From the climactic final pages of Catch-22:
Yossarian crossed quickly to the other side of the immense avenue to escape the nauseating sight and found himself walking on human teeth lying on the drenched, glistening pavement near splotches of blood kept sticky by the pelting raindrops poking each one like sharp fingernails. Molars and broken incisors lay scattered everywhere. He circled on tiptoe the grotesque debris and came near a doorway containing a crying soldier holding a saturated handkerchief to his mouth, supported as he sagged by two other soldiers waiting in grave impatience for the military ambulance that finally came clanging up with amber fog lights on and passed them by for an altercation on the next block between a single civilian Italian with books and a slew of civilian policemen with armlocks and clubs. The screaming, struggling civilian was a dark man with a face white as flour from fear. His eyes were pulsating in hectic desperation, flapping like bat’s wings, as the many tall policemen seized him by the arms and legs and lifted him up. His books were spilled on the ground. “Help!” he shrieked shrilly in a voice strangling in its own emotion, as the policemen carried him to the open doors in the rear of the ambulance and threw him inside. “Police! Help!
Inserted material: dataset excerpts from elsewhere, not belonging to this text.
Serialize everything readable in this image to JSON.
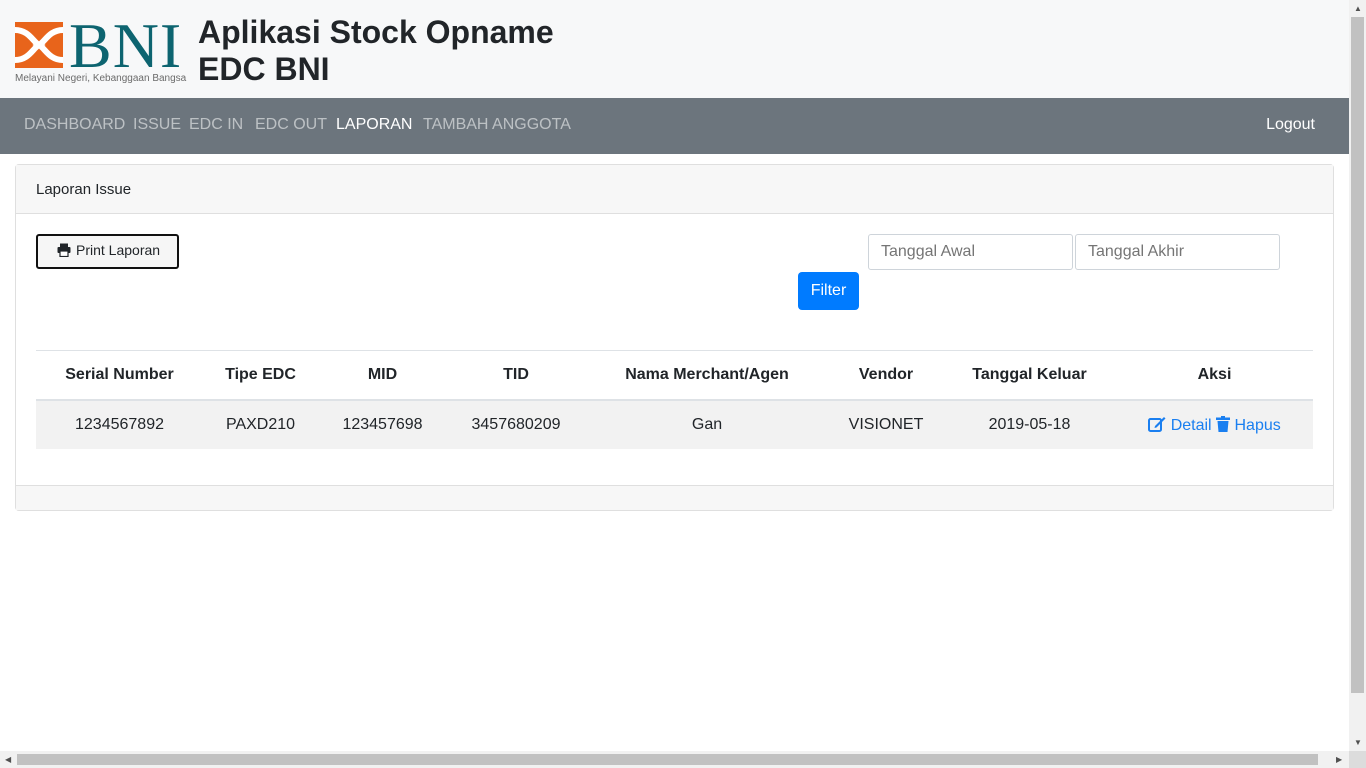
{
  "brand": {
    "logo_text": "BNI",
    "tagline": "Melayani Negeri, Kebanggaan Bangsa",
    "title_line1": "Aplikasi Stock Opname",
    "title_line2": "EDC BNI",
    "logo_color": "#0d6470",
    "mark_color": "#e8641b"
  },
  "nav": {
    "items": [
      "DASHBOARD",
      "ISSUE",
      "EDC IN",
      "EDC OUT",
      "LAPORAN",
      "TAMBAH ANGGOTA"
    ],
    "active": "LAPORAN",
    "logout": "Logout"
  },
  "card": {
    "title": "Laporan Issue",
    "print_button": "Print Laporan",
    "start_date_placeholder": "Tanggal Awal",
    "end_date_placeholder": "Tanggal Akhir",
    "filter_button": "Filter"
  },
  "table": {
    "columns": [
      "Serial Number",
      "Tipe EDC",
      "MID",
      "TID",
      "Nama Merchant/Agen",
      "Vendor",
      "Tanggal Keluar",
      "Aksi"
    ],
    "rows": [
      {
        "serial": "1234567892",
        "tipe": "PAXD210",
        "mid": "123457698",
        "tid": "3457680209",
        "merchant": "Gan",
        "vendor": "VISIONET",
        "tanggal": "2019-05-18",
        "detail": "Detail",
        "hapus": "Hapus"
      }
    ]
  },
  "colors": {
    "navbar": "#6c757d",
    "primary": "#007bff",
    "link": "#1a7ff0"
  }
}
Police!” the doors were shut and bolted, and the ambulance raced away. There was a humorless irony in the ludicrous panic of the man screaming for help to the police while policemen were all around him. Yossarian smiled wryly at the futile and ridiculous cry for aid, then saw with a start that the words were not ambiguous, realized with alarm that they were not, perhaps, intended as a call for police but as a heroic warning from the grave by a doomed friend to everyone who was not a policeman with a club and a gun and a mob of other policemen with clubs and guns to back him up. “Help! Police!” the man cried, and he could have been shouting of danger.
Apocalyptic and ironic depiction of mob-rule and the corrupting-power phenomenon that has become known via the Stanford prison experiment.